Dans ces conditions, les prophètes du déclin, les philosophes de l’identité menacée, de l’enracinement nécessaire, longtemps marginalisés par les succès de la modernité, voient s’ouvrir un vaste espace politique. Les couches supérieures espèrent dans un monde chatoyant et fluide enchanté par la technologie. Les classes populaires redoutent de nouvelles épreuves qui détruiront leurs repères traditionnels et se tournent vers les prophètes agressifs du nationalisme «lepenoïde» et du dégagisme mélenchoniste.

Comme souvent dans ce genre d'exercice, la clarté du diagnostic débouche sur des remèdes moins convaincants. Il faut «réarmer l'idée de progrès», disent nos lucides socialistes, grâce à un projet écologique et démocratique renouvelé qui rende aux citoyens le goût de l'avenir. Certes. Beaucoup s'y essaient, avec des succès très inégaux. Par exemple quand on considère la triste équipée de la candidature Hamon en 2017. Une piste, en revanche, mérite d'être creusée, que le mouvement social en cours illustre clairement : la reconquête par «les territoires» (selon le jargon en vigueur). Pour des classes populaires bousculées par la mondialisation, il existe un enracinement qui n'est pas forcément celui de la fermeture et de l'identité : la commune, la région, la nation. Les deux premières, vivifiées par une politique locale proche du citoyen, peuvent fournir un cadre républicain à la réinvention de la démocratie.
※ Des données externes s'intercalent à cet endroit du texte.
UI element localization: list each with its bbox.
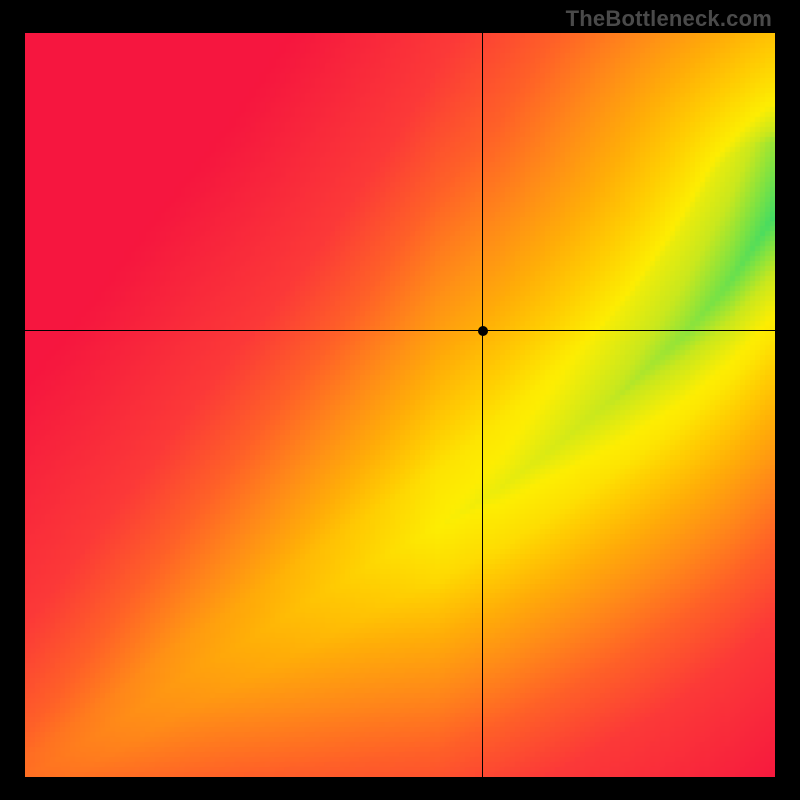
watermark-text: TheBottleneck.com bbox=[566, 6, 772, 32]
crosshair-marker bbox=[478, 326, 488, 336]
heatmap-canvas bbox=[25, 33, 775, 777]
plot-area bbox=[25, 33, 775, 777]
crosshair-horizontal bbox=[25, 330, 775, 332]
chart-container: TheBottleneck.com bbox=[0, 0, 800, 800]
crosshair-vertical bbox=[482, 33, 484, 777]
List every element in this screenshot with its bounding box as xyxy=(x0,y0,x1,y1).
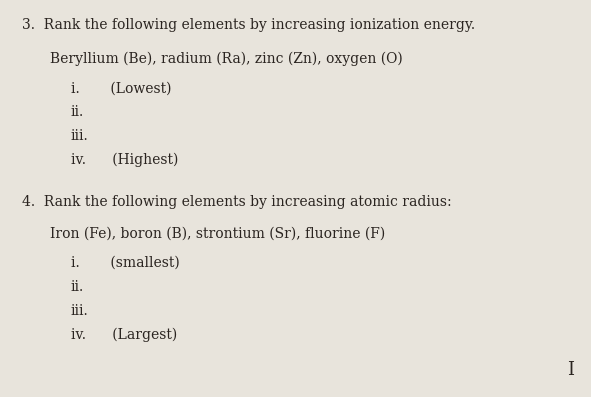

Quant à la nation, qui doit rester inscrite dans le projet européen, elle doit restaurer le principe dit «de subsidiarité», mot un peu barbare qui signifie que les tâches communes au continent sont traitées à l'échelle de l'Union, mais que toutes les autres, dans un mouvement du bas vers le haut, sont d'abord assumées à l'échelon national, condition décisive de la réappropriation de la cité par les citoyens. Compréhension du désarroi contemporain, stratégie réaliste de reconquête à partir des espaces de la vie quotidienne. Beaucoup de problèmes sont laissés de côté dans cet essai - l'immigration, le devenir de la Ve République ou la politique étrangère - mais il offre une étape utile à la réflexion urgente sur la redéfinition du progrès collectif.